On Configuration Files

I meant to write this almost a week ago when people were more active in discussing the format of configuration files.

For one, I think that ideally we would drop our main configuration in /etc/blobd.conf by default, but have the path configurable with an optional command line argument. This is in keeping with Unix conventions. That is only the config file for blobd of course. Any client apps ought to have their own config file modulus default choices for the blobd socket path (/var/run/scimp.sock probably) and tcp/udp port numbers (I picked 42000).

It sounds like we've already picked our file format, which is kind of the one I preferred. I'd like to reiterate my thoughts on XML though.

In my opinion, XML is rather heavy weight. We would need to pull in a library to parse it because it would be too much work ourselves. This requires us to learn that other library then. Typically, the traversal functions in libraries resemble tree traversal functions. That may or may not feel like overkill to deal with when we may not have too many configuration options in the first place.

Plus, XML is very over-engineered for what we need. I get the impression that it is designed for generic data interchange, not just config files. So it has a mini-language for transforming our particular XML schema to another XML schema and validating files against our schema. These features are useful, but we would not use them. We would be living with the complexity of the system built to support those features, though.

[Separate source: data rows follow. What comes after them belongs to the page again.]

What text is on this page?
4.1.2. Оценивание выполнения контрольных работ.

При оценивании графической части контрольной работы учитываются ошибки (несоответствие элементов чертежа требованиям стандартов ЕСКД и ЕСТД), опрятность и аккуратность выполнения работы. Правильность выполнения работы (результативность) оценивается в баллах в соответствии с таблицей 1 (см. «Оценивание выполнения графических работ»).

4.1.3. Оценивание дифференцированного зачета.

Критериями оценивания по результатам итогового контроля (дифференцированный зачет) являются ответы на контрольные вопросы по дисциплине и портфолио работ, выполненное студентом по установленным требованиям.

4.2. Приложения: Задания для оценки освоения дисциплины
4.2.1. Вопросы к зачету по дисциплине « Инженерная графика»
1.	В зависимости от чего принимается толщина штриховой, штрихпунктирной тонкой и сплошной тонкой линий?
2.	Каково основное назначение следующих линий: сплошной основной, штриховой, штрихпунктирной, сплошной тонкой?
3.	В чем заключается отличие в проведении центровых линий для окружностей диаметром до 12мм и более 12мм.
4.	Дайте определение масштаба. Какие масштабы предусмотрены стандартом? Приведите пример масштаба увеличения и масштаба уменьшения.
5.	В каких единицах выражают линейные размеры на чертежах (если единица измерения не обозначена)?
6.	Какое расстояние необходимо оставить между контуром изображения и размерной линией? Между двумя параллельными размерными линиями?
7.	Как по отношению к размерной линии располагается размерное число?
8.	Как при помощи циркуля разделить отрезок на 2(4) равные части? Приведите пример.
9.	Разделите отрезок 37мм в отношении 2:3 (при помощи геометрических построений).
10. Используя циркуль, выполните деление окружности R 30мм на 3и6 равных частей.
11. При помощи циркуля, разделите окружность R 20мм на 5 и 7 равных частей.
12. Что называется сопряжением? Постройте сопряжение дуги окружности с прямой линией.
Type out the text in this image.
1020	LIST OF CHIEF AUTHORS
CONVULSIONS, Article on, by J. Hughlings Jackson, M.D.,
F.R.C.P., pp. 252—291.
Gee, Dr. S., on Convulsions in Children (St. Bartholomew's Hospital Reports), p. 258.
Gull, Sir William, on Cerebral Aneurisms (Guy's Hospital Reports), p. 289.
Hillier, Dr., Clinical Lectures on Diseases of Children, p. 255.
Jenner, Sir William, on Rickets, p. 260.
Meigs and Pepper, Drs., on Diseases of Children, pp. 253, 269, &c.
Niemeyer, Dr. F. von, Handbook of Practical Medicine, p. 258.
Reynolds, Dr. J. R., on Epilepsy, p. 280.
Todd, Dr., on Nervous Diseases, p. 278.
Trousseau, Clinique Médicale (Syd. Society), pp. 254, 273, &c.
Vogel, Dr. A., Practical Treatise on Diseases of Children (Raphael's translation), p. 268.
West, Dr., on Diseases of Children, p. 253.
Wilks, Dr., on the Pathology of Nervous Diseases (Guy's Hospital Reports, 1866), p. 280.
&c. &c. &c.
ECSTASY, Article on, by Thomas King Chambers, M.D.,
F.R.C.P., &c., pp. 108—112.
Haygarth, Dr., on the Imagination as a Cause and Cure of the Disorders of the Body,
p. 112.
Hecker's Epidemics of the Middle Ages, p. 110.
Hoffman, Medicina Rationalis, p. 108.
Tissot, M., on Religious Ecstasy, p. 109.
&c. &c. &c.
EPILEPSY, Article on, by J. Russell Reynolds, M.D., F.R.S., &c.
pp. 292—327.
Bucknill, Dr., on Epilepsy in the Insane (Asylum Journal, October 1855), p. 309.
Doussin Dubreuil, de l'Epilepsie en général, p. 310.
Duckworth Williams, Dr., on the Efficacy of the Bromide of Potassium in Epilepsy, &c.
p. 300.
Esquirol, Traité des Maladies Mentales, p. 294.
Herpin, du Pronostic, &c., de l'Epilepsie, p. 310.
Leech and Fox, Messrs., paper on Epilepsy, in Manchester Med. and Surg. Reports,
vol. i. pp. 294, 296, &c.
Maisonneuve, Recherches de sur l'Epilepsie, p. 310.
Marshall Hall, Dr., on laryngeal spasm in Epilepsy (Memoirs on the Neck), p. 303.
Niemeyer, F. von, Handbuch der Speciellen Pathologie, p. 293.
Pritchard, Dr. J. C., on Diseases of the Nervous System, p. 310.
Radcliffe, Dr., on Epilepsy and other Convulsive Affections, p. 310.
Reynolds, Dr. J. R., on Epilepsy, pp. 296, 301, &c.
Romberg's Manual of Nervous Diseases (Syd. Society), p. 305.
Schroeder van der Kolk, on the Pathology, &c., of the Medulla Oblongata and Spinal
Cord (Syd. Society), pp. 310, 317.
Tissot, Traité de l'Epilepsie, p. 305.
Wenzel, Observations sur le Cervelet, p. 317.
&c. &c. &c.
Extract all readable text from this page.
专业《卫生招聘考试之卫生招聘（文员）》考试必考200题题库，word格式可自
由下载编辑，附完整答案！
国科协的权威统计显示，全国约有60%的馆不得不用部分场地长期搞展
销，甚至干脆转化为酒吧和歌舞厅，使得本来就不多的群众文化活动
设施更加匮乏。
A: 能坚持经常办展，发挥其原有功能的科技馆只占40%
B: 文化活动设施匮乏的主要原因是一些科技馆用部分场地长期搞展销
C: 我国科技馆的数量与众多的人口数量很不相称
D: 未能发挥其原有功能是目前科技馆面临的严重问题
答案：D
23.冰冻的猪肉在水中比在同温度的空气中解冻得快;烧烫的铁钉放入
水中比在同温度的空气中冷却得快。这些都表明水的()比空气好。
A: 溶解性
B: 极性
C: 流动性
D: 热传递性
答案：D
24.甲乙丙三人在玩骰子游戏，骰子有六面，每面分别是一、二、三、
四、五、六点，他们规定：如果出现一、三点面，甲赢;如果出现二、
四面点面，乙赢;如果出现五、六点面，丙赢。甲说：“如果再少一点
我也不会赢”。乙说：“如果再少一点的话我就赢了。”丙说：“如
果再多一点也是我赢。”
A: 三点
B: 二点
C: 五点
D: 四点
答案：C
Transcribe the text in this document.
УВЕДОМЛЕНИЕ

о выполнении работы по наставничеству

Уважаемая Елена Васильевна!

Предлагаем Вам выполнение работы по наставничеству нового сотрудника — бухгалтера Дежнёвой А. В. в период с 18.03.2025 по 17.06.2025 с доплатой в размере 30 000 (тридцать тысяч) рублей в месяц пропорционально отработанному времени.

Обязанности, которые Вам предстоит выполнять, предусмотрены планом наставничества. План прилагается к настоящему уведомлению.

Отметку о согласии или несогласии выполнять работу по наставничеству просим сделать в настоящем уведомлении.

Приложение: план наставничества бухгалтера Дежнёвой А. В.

I consider the human readability to be a tiny bit of a myth -- just a little. Yes, the files are ascii, but if you are doing all the validation above and you have a very complex schema, then it is NOT fun at all to edit by hand, in my opinion. I hate it whenever I have to do this for other tools. As opposed to a simpler key=value paradigm..

Key=value is what I was imagining for our format. Even if the above sounds negative, I'm overall neutral on the format. I would just ask people to consider the time to get up and running with XML vs the benefits. Seems like it kind of already happened.

Oh, and one more thing. In my compiler class, we learned (and I subsequently kind of forgot) how to use some nice tools for generating scanners and parsers. By now, Kevin has already pretty much written the parser already. With the tools we used in CS104, I can just write a couple files specifying the special characters of our "language" and the syntax for it, and the tools will generate C code to handle the actual parsing. There is alot of CS theory involve state machines with writing good parsers, and these tools (yacc/bison specifically) do it nicely. Jas' C++ book has the Yacc grammar for C++. Here is the one for C: http://www.quut.com/c/ANSI-C-grammar-y.html

I think it might be fun to go back and do it for our config file. But if Kevin already has something that works, then I would just move on until it became an issue. I'm sure there are innocent bugs in his, whereas a machine-generated parser is much less likely to be buggy.

1 comment:

  1. I deliberately hustled on getting the parser done so that Eddie wouldn't spend time learning the XML library for pretty much the reasons you mentioned above.

    I programmed comments into the parser too, so the key=value format is actually pretty readable.

    I still have to write the output file interface, but that should be fairly easy, particularly compared to the task of handling calibration.